Attention Deficit Hyperactivity Disorder (ADHD) Treatment
Attention Deficit Hyperactivity Disorder (ADHD) is one part of a group of neurodevelopmental disorders grouped into the term ADD — also called attention deficit disorder. For many years, medical professionals considered ADD and ADHD to be separate conditions, but today both are treated the same way.
ADHD can affect both children and adults. Many people believe it is a childhood condition; however, ADHD is usually carried into adulthood and may greatly influence a man’s or woman’s ability to work and handle social settings. ADHD symptoms include trouble keeping steady attention, difficulty completing tasks, hyperactivity and impulsive behaviors.
Get additional ADHD information today: Call (919) 803-6320 or contact us online.
Symptoms of ADHD include:
- Difficulty focusing on tasks
- Low frustration tolerance
- Difficulty handling stress
- Difficulty maintaining relationships
Symptoms of ADHD usually develop during childhood, but they may not be identified until later in life. Adults may not even realize they have the condition. ADHD can influence a man or woman’s ability to complete important tasks and may result in missed deadlines or forgetting special events or meetings.
Any symptoms of hyperactivity that disrupt your daily life should be checked by a health care professional. It is important to note that many other conditions can have symptoms similar to ADHD, so be sure to talk with a professional.
Researchers are not certain what causes ADHD. There may be some link between genetics or problems that occurred when the neurologic system was developing before birth. Researchers have found no link between ADHD and the amount of sugar consumed, watching too much television or poor parenting skills.
In addition, these factors may also increase the likelihood of developing childhood ADHD:
- Brain injury
- Exposure to chemicals in the environment (like lead)
- Premature birth
- Low birth weight
- Exposure to drugs and alcohol before birth
Treating ADHD can require a team effort and more than one approach. Not every child or adult will respond to the same treatment, and a combination of treatments may need to be used. The most common treatments include:
- Medications to stimulate the body’s brain chemicals, called neurotransmitters. Sometimes antidepressants are used in adults or in patients who can’t tolerate stimulant drugs. Antidepressants aren’t approved for use in children.

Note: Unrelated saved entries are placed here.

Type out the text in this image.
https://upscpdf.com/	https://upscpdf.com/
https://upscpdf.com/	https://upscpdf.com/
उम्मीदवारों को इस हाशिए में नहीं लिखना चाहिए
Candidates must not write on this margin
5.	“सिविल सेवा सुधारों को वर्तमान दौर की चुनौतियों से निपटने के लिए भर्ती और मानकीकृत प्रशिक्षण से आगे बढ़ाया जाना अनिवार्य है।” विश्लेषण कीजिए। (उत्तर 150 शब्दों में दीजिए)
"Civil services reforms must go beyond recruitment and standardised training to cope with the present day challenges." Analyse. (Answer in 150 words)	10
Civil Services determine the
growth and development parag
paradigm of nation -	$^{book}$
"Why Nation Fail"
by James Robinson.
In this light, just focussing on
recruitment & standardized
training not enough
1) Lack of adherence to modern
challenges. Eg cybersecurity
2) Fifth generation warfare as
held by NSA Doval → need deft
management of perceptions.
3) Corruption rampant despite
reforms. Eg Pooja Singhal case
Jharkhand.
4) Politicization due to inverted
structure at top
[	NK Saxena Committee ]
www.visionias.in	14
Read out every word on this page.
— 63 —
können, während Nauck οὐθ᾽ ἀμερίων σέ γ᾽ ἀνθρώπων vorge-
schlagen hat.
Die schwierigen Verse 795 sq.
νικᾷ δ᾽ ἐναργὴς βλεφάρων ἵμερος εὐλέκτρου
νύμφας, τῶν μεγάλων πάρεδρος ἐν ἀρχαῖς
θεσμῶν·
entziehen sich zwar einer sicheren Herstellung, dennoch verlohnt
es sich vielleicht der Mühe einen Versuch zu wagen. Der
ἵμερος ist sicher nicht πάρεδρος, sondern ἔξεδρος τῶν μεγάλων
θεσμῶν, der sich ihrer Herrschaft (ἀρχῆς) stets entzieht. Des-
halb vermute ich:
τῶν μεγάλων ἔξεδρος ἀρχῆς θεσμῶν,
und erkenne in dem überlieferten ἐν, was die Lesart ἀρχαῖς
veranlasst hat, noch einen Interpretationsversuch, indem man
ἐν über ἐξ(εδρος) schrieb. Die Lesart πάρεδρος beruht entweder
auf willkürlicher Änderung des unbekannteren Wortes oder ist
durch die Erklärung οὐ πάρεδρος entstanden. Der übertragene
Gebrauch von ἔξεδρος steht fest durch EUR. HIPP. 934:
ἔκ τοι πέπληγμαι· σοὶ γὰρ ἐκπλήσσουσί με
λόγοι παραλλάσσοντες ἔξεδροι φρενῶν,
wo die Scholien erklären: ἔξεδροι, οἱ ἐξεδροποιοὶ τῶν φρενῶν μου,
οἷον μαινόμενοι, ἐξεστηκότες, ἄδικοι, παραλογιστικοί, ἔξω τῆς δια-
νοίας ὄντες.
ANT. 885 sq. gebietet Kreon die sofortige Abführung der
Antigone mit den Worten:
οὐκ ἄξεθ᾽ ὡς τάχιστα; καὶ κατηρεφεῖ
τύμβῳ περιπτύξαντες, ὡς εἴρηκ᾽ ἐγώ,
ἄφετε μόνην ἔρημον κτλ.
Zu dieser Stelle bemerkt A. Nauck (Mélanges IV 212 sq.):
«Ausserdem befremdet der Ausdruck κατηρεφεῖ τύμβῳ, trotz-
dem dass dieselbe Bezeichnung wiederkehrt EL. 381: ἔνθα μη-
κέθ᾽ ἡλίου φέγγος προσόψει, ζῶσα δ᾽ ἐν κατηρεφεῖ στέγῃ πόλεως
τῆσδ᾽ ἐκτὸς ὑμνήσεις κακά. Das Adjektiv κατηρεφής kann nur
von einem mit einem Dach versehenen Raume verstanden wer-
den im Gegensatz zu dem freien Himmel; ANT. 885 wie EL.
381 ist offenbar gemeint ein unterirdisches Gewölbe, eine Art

- Cognitive behavioral therapy to manage impulses and change negative thinking patterns. Marriage or family counseling may be helpful for family members who live with someone who has ADHD.
Living with ADHD can be very challenging. Therapy can be helpful, but it’s also good to find support from others around you. You can consider finding a local support group, or you may choose to lean on friends or family. It can be hard to share your ADHD diagnosis with some people, but it may help them understand you better and make your relationships stronger.